Jebel Ali port volumes better global average

Jebel Ali port handles about 11 million TEUs a year. (EB FILE)

The Jebel Ali port in Dubai has done pretty well despite the slowdown and its throughput has underperformed the global decline in port volumes, according to a maritime analyst.

"Overall, Jebel Ali port has done much better than the global port throughput. Globally, ports have lost on average about 20 to 25 per cent of their throughput, but the port in Dubai lost much lesser last year," Professor Asaf Ashar, Director, National Ports and Waterways Institute, University of New Orleans, told Emirates Business.

He said the port, one of the largest and modern ports in the world, is handling about 11 million TEUs a year, which is a very good number in today's economic environment.

Comparing Jebel Ali port with the one at New York, he said Dubai is a major trans-shipment hub with about 50 per cent of the traffic in Dubai port is transshipped. This means the cargo or containers do not remain in Dubai but go to other markets in the Gulf, he said during his recent visit to Abu Dhabi for an event.

However, he said more and more big ports are coming up in the region triggering increasing competition among regional ports to attract container and shipping traffic.

"This increased competition may lead to a decline in throughput, as Dubai might lose some of its transshipment traffic to direct calls at other ports in the region, unless the port keeps on upgrading its facilities," he said.

Although the Jebel Ali port is well equipped to handle the competition, like the port in New York, it needs to keep on constantly enhancing its technologies and port management strategies to maintain pole position, he said.

"There is a need to add better and more modern technologies to facilitate modern transshipment facilities and to handle larger ships at port in Dubai that would enable it to maintain qualitative advantage over competing ports," he said.

He said many places in the Gulf and the Middle East are building mega terminals. This means, a big vessel coming from Asia (the region's main trading partner) might start calling directly at these ports instead of coming to Dubai.

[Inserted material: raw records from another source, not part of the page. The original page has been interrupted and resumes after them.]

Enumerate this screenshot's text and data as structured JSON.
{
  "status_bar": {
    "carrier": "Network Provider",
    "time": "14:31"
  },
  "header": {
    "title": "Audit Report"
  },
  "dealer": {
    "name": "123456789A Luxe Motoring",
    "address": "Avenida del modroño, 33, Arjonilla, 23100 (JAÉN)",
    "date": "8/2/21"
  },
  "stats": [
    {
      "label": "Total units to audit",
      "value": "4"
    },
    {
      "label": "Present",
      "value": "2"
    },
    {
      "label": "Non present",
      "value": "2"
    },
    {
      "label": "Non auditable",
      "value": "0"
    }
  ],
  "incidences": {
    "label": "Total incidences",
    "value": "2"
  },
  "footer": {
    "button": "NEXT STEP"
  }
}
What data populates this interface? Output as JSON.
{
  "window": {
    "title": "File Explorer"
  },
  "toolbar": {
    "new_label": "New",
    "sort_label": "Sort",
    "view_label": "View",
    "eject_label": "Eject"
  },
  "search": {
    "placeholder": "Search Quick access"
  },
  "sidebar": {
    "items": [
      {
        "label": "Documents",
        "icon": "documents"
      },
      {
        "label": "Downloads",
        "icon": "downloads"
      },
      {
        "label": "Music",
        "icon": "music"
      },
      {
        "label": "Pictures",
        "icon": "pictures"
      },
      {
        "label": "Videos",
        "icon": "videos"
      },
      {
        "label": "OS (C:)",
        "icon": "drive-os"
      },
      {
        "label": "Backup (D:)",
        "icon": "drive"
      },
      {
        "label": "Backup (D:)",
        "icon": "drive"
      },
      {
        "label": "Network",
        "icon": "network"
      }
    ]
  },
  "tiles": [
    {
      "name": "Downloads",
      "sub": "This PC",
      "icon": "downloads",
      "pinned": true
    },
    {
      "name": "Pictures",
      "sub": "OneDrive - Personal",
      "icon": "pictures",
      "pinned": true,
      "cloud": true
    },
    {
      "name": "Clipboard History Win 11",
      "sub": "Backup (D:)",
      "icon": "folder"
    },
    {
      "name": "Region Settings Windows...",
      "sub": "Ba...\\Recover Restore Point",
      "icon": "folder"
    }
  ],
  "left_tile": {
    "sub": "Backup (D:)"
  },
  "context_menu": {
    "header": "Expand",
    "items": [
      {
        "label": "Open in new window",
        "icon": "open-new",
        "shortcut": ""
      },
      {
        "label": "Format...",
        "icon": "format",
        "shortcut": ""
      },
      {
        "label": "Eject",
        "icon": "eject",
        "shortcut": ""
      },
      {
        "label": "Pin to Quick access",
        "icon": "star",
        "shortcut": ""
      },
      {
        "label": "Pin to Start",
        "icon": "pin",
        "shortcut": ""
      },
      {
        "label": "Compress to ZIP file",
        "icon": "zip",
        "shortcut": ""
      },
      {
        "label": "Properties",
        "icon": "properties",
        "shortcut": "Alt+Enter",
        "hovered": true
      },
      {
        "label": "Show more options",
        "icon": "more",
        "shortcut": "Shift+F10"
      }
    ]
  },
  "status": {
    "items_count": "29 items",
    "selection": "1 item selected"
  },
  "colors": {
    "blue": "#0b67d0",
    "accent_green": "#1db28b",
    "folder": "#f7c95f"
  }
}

In this case, there will be lesser need for transshipment from Dubai, which may be substituted by direct calls to other big ports in the region.

Asked on how he assesses Dubai's capability to meet the competition, he said: "Dubai has good chances of maintaining and enhancing its superior advantage. It is adopting new technologies, and applying new management practices, building up new terminals, and facilitating faster turnaround of ships. But it has to constantly upgrade its modernisation programme and enhance capacity."

"A transshipment port is in many ways different from a gateway port, and will always have more potential for volatility in its business model. Gateway ports by their nature have a captive market," said Iain Rawlinson, Chief Commercial Officer, APM Terminals Bahrain, that manages and operates Bahrain's Khalifa Bin Salman Port (KBSP), a transshipment port.